En el relato de Zúñiga «La esfinge», el hombre con un alma sensible desde su infancia se queda impresionado por una esfinge de piedra que veía cada vez que cruzaba con su madre un puente camino al parque. La observa intentando penetrar en su misterio. Interroga a los padres, pero nadie sabe darle respuesta, quién puso aquí a esta fantasiosa criatura y con qué objetivo. Incluso su profesor le desaconseja pasar por el puente para que no tome un camino peligroso. No obstante, el personaje sigue año tras año pasando junto a la estatua hasta que le parece que le habla en un lenguaje críptico, indescifrable. Está fascinado por su figura poderosa que domina la ciudad desde su alto basamento con una mirada un poco altiva, fría y dominante. No obstante, un día la ve abatida entre los escombros de una casa derrumbada y en este momento en su alma entra la angustia por algo que le daba sentido de protección y, de repente, ha dejado de existir. Desde entonces la imagen de la esfinge empezó a aparecer siempre, estuviera donde estuviera, ante él como un espectro, acompañando todos y cada uno de los acontecimientos de su vida.

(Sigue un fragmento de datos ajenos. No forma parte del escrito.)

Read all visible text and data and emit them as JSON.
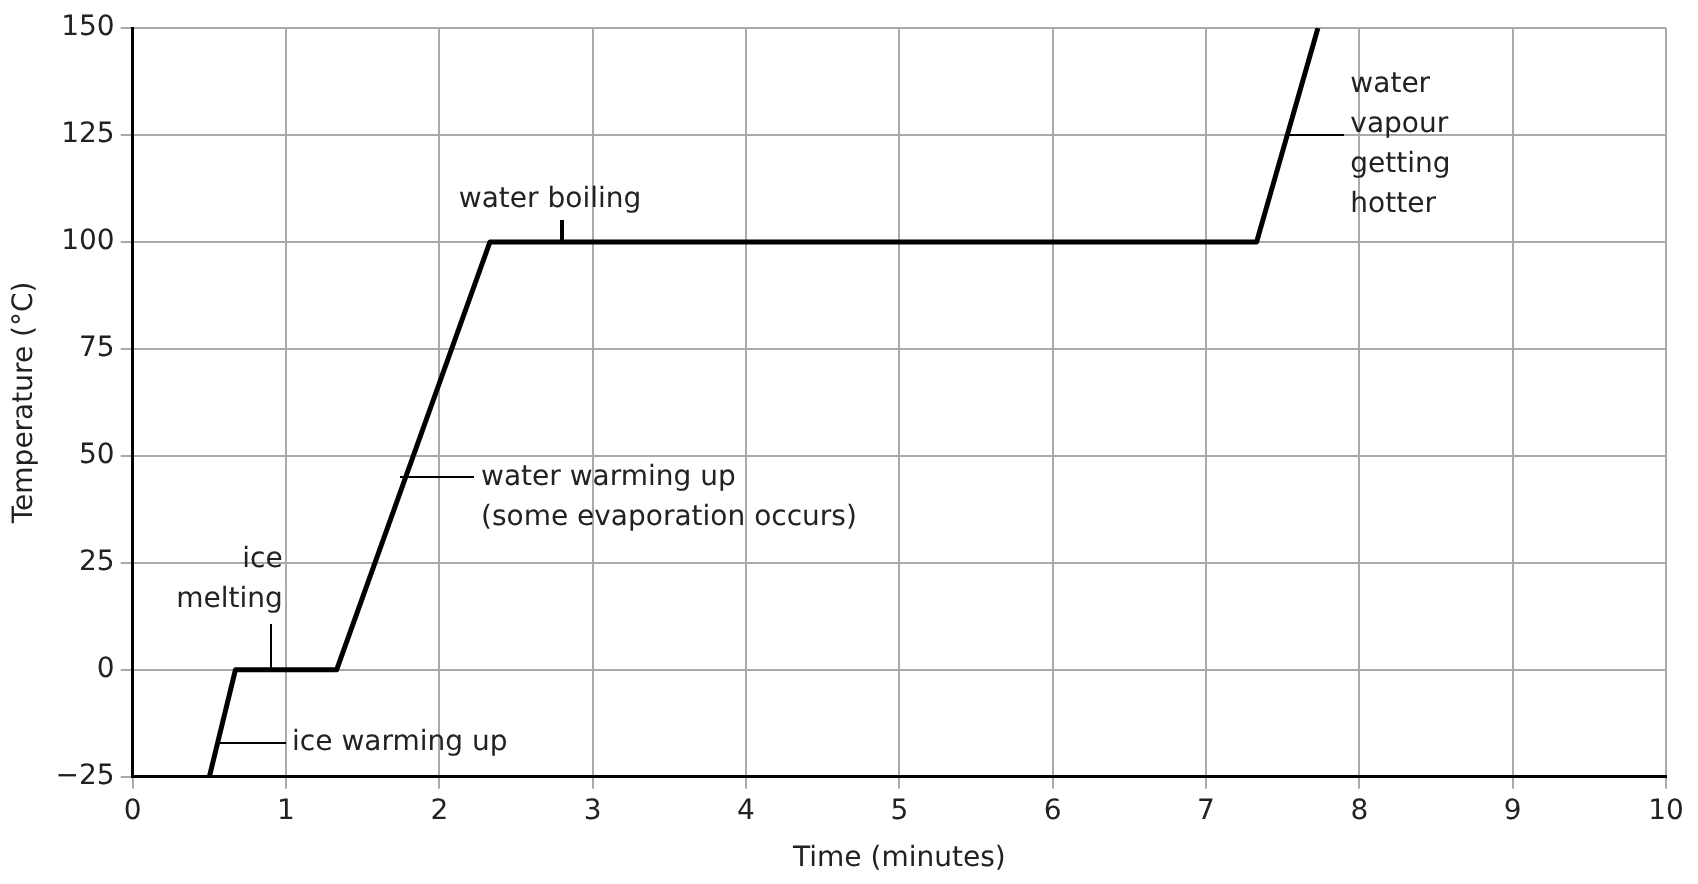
{
  "chart_data": {
    "type": "line",
    "xlabel": "Time (minutes)",
    "ylabel": "Temperature (°C)",
    "series": [
      {
        "color": "#000000",
        "x": [
          0.5,
          0.67,
          1.33,
          2.33,
          7.33,
          7.73
        ],
        "values": [
          -25,
          0,
          0,
          100,
          100,
          150
        ]
      }
    ],
    "xlim": [
      0,
      10
    ],
    "xticks": [
      0,
      1,
      2,
      3,
      4,
      5,
      6,
      7,
      8,
      9,
      10
    ],
    "ylim": [
      -25,
      150
    ],
    "yticks": [
      {
        "value": -25,
        "label": "−25"
      },
      0,
      25,
      50,
      75,
      100,
      125,
      150
    ],
    "grid": true,
    "legend": false,
    "marker": "none",
    "line_style": "solid",
    "annotations": [
      {
        "text": "water boiling",
        "x": 2.8,
        "y": 100
      },
      {
        "text": "water\nvapour\ngetting\nhotter",
        "x": 7.55,
        "y": 125
      },
      {
        "text": "water warming up\n(some evaporation occurs)",
        "x": 1.75,
        "y": 45
      },
      {
        "text": "ice\nmelting",
        "x": 0.9,
        "y": 0
      },
      {
        "text": "ice warming up",
        "x": 0.57,
        "y": -17
      }
    ]
  }
}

La hermenéutica de la estatua se remonta a la religión politeísta, donde las representaciones de figuras humanas, zoomorfas o híbridas eran divinos acompañantes del hombre, soporte firme y garante del orden, obras de arte escultórico, que, según el tratado hermético Asclepio, son «dioses terrenales». En la teología pagana la estatua como objeto de culto se consideraba divinidad viva, residente en una obra de arte de piedra o metal, capaz de asesorar al ser humano y hacerle sentir la proximidad de lo sagrado inalcanzable, de satisfacer el instinto de aspiración a la existencia de un poder superior. De ahí la importancia de la écfrasis estatuaria en «La esfinge» de Zúñiga, que tiene una dimensión sacramental. Destinada a ser protectora de la ciudad, erigida para cumplir con su función habitual apotropaica, propia de las estatuas de diversos monstruos y leones del mundo antiguo, la esfinge queda derruida, pero su espíritu no puede existir en el vacío: entra en un cuerpo humano para poseerlo y transformarse en sustancia duradera que retoma su misión interrumpida. Poseído por este extraño poder que la silenciosa e inmóvil figura de la esfinge con sus garras dispuestas a despedazar estaba ejerciendo sobre su alma, una tarde el personaje empieza a sentir que su cuerpo se convierte en duro granito, el mismo que el formidable cuerpo del monstruo egipcio. El protagonista no es un hombre cualquiera, en él se manifiesta la selectividad del destino debido a su sensibilidad místico-religiosa. Miles de personas cruzan el mismo puente, pero sólo uno queda cautivado por la estatua, y es elegido por ella para continuar su labor bajo la lluvia, sol o nieve, convirtiéndose en guardián de su ciudad natal.

Así, en ambas historias, la posesión de las almas humanas por parte de los poderes de orden superior (Cristo, esfinge) puede ser considerada no como una coacción que limita la libertad del hombre o como fatalidad, sino como consecuencia natural de la altura de su nivel espiritual, que permite al ser humano dejar los valores de este mundo a favor de lo supremo y lo divino. Los personajes de Turguéniev y Zúñiga no necesitan hacer el camino habitual de formación en la Tierra, dado que sus almas, que tienen identidad propia, ya están preparadas para trascender el propósito terrenal del hombre y hacer posible su participación de la obra divina en beneficio de los demás.